As soon as the war ended, Charner left for Vietnam in January 1861 with his naval squadron and a force of 3,000 troops to support French troops under Captain Joseph Hyacinthe Louis Jules d'Ariès encircled in Saigon. On February 11, 1861, he relieved the Siege of Saigon, thereby continuing the endeavour of Admiral Charles Rigault de Genouilly, and permitting the establishment of the first French territories in Vietnam. The French Navy Minister Chasseloup-Laubat wrote to Charner: "We wish to draw commerce to Saigon (...) What we want is a sort of suzerainty or sovereignty with free trade accessible to all". After three weeks of combat, ending with the Battle of Kỳ Hòa, Charner managed to relieve the Saigon garrison. These efforts allowed the French to capture three provinces of Cochinchina.

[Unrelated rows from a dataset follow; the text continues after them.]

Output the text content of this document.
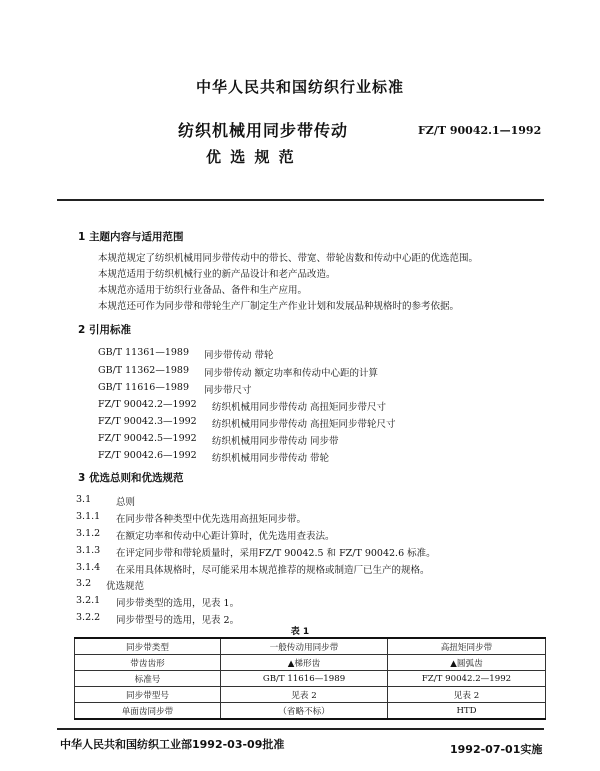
中华人民共和国纺织行业标准
纺织机械用同步带传动
优 选 规 范
FZ/T 90042.1—1992
1 主题内容与适用范围
本规范规定了纺织机械用同步带传动中的带长、带宽、带轮齿数和传动中心距的优选范围。
本规范适用于纺织机械行业的新产品设计和老产品改造。
本规范亦适用于纺织行业备品、备件和生产应用。
本规范还可作为同步带和带轮生产厂制定生产作业计划和发展品种规格时的参考依据。
2 引用标准
GB/T 11361—1989 同步带传动 带轮
GB/T 11362—1989 同步带传动 额定功率和传动中心距的计算
GB/T 11616—1989 同步带尺寸
FZ/T 90042.2—1992 纺织机械用同步带传动 高扭矩同步带尺寸
FZ/T 90042.3—1992 纺织机械用同步带传动 高扭矩同步带轮尺寸
FZ/T 90042.5—1992 纺织机械用同步带传动 同步带
FZ/T 90042.6—1992 纺织机械用同步带传动 带轮
3 优选总则和优选规范
3.1	总则
3.1.1 在同步带各种类型中优先选用高扭矩同步带。
3.1.2 在额定功率和传动中心距计算时，优先选用查表法。
3.1.3 在评定同步带和带轮质量时，采用FZ/T 90042.5 和 FZ/T 90042.6 标准。
3.1.4 在采用具体规格时，尽可能采用本规范推荐的规格或制造厂已生产的规格。
3.2 优选规范
3.2.1 同步带类型的选用，见表 1。
3.2.2 同步带型号的选用，见表 2。
表 1
同步带类型	一般传动用同步带	高扭矩同步带
带齿齿形	▲梯形齿	▲圆弧齿
标准号	GB/T 11616—1989	FZ/T 90042.2—1992
同步带型号	见表 2	见表 2
单面齿同步带	（省略不标）	HTD
中华人民共和国纺织工业部1992-03-09批准	1992-07-01实施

Charner was replaced by Admiral Bonard in November 1861, who managed to obtain the recognition of the French conquests by Emperor Tự Đức in 1862, with the June 1862 Treaty of Saigon.

===Later career===

Charner returned to France in September 1861, and on 22 January 1862 was made a senator. Until his death he sat with the supporters of the imperial regime. He was promoted to admiral by decree of 15 November 1864. He was awarded the Grand Cross of the Legion of Honour on 10 February 1861. Charner died on 7 February 1869 in Paris. Several French Navy ships have been named after him, such as the French cruiser or the Bougainville-class colonial sloop ("aviso colonial") Amiral Charner (1933) which fought at the Battle of Koh Chang in the 1941 Franco-Thai War.